Non paghi di avermi improvvisato carpentiere, muratore, installatore, restauratore, montatore - di mobili - , magazziniere, tecnico informatico e altre cose che adesso sfuggono alla mia memoria, i miei datori di stage hanno ben pensato di inviarmi in missione di spionaggio industriale. Scopo della sortita dagli uffici, la rilevazione dei prezzi di elettroutensili in due grandi catene del fai da te.
Giusto per evitare fraintendimenti, questo è forse il primo incarico che, in maniera del tutto incidentale, POTREBBE avere a che fare col lavoro di import/export, ufficialmente svolto dall’azienda.
Il risultato è che da un paio di settimane giro per i corridoi di questi grandi magazzini per carpentieri, tutto intento, block notes alla mano, ad appuntarmi prezzi, numeri di codice e funzioni degli apparecchi. Tanto per chiarire, sono un’esponente di quel 1% di maschietti a cui non potrebbe fregare di meno di trapani, martelli e chiavi inglesi, di cui ignoro anche i più basilari principi di funzionamento (sì, in tenera età ho odiato il Meccano e a quanto pare non sono diventato omosessuale).
Stranamente, gli avventori dei negozi sembrano convinti che basti avere in mano un blocco per gli appunti, annotando svogliatamente noiose cifre, per qualificarsi come commesso.

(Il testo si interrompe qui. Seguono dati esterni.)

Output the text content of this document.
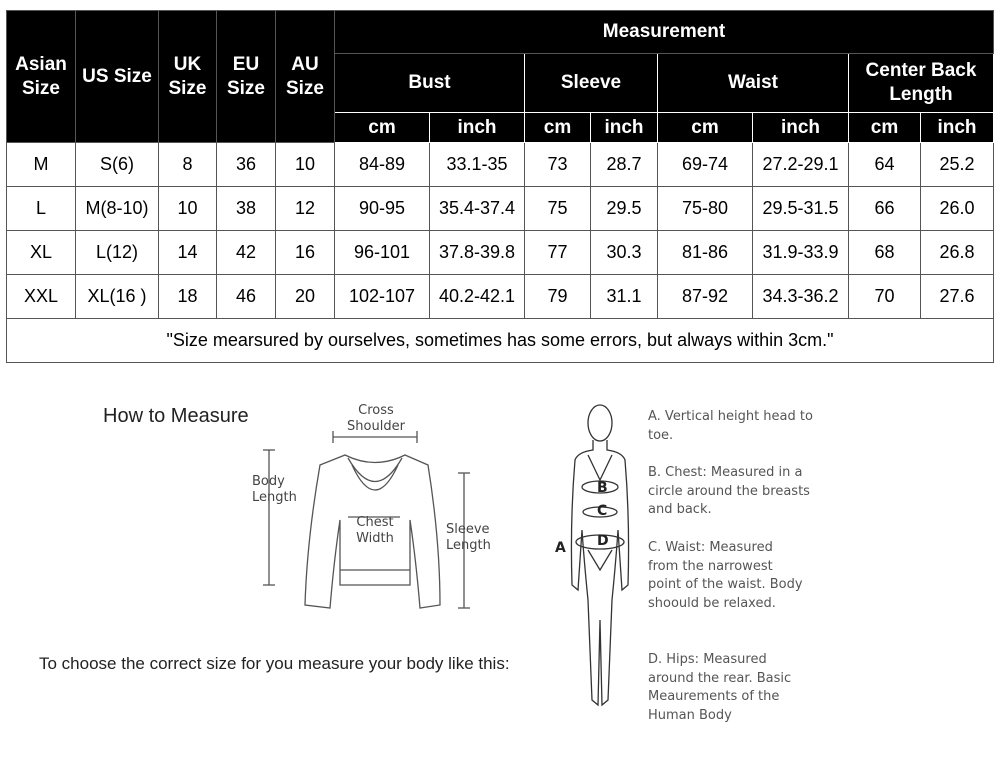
Asian Size	US Size	UK Size	EU Size	AU Size	Measurement							
					Bust		Sleeve		Waist		Center Back Length	
					cm	inch	cm	inch	cm	inch	cm	inch
M	S(6)	8	36	10	84-89	33.1-35	73	28.7	69-74	27.2-29.1	64	25.2
L	M(8-10)	10	38	12	90-95	35.4-37.4	75	29.5	75-80	29.5-31.5	66	26.0
XL	L(12)	14	42	16	96-101	37.8-39.8	77	30.3	81-86	31.9-33.9	68	26.8
XXL	XL(16 )	18	46	20	102-107	40.2-42.1	79	31.1	87-92	34.3-36.2	70	27.6
"Size mearsured by ourselves, sometimes has some errors, but always within 3cm."												
How to Measure	Cross Shoulder
Body Length
Chest Width
Sleeve Length
To choose the correct size for you measure your body like this:
B
C
A D
A. Vertical height head to toe.
B. Chest: Measured in a circle around the breasts and back.
C. Waist: Measured from the narrowest point of the waist. Body shoould be relaxed.
D. Hips: Measured around the rear. Basic Meaurements of the Human Body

E sono quindi due settimane che mi tocca spiegare a orde di clienti che no, non sono un fottuto responsabile di reparto e che forse il fatto che accanto a me ci siano cinque ragazzi travestiti da falegnami con appuntato sul petto il logo del negozio e la scritta “Ciao, sono Gianantonio, posso aiutarti?” POTREBBE essere un valido suggerimento su chi sia in grado di aiutarli.
Stanco della situazione, oggi ho deciso di sfruttarla per dimostrare una delle Verità trasmesseci dalla sacra Prima Trilogia di Guerre Stellari (episodi IV, V e VI, ingoranti!):
“Luke, scoprirai che molte delle verità in cui crediamo, dipendono in gran parte dal nostro punto di vista..” (”Il Ritorno dello Jedi”, 54 minuti e 16 secondi dall’inizio, Obi One spiega a Luke perchè ha sempre sostenuto che Darth Vader uccise suo padre).
Mi spiego meglio: il punto di vista degli avventori è che io sono un commesso. Benissimo, rispetto questo punto di vista. Quanto al MIO punto di vista, oggi ho deciso di pensare che chiunque, in un pubblico esercizio, sia libero di chiedere consiglio ad un perfetto sconosciuto, anche senza avere una prova certa del fatto che questi possa, effettivamente, fornire una risposta adeguata. Del resto, è lo stesso principio per cui si chiedono informazioni per strada.
E così si è svolta la seguente conversazione:
Cliente: “Buonasera, scusi se la disturbo. Posso chiederle una cosa?”
TiamaT: “Salve, dica pure.”
C: “Mi chiedevo, perchè questo olio costa così poco?”
TT: “Immagino sia un olio economico.”
C: “Ma visto che è l’unico olio in negozio, perchè costa così poco?”
TT: “Credo che la domanda corretta sia: prenderà fuoco dentro al mio motore o era meglio se spendevo un pò di più?”
C: - confuso - “… grazie, arrivederci…”
TT: “..’vederla.”
Ho scoperto altresì, che anche la verità, se espressa con disarmante sincerità (e col dovuto tempo comico) può essere esilarante:
Cliente 2: “Scusi, posso farle una domanda?”
TiamaT: “…”
C2: “…”
TT: “Sì. Ma non lavoro qua.”
P.S. Se avete preso la vostra copia de “Il Ritorno dello Jedi” e siete avanzati fino al minuto “54 e 16 secondi” per vedere se ho davvero azzeccato la citazione, i casi sono due: o siete più nerd di me e avete un sacco di tempo libero, oppure credete che io sia davvero così nerd e ricco di tempo da perdere da andarmi a rivedere un film, solo per fare il sapientone in un post.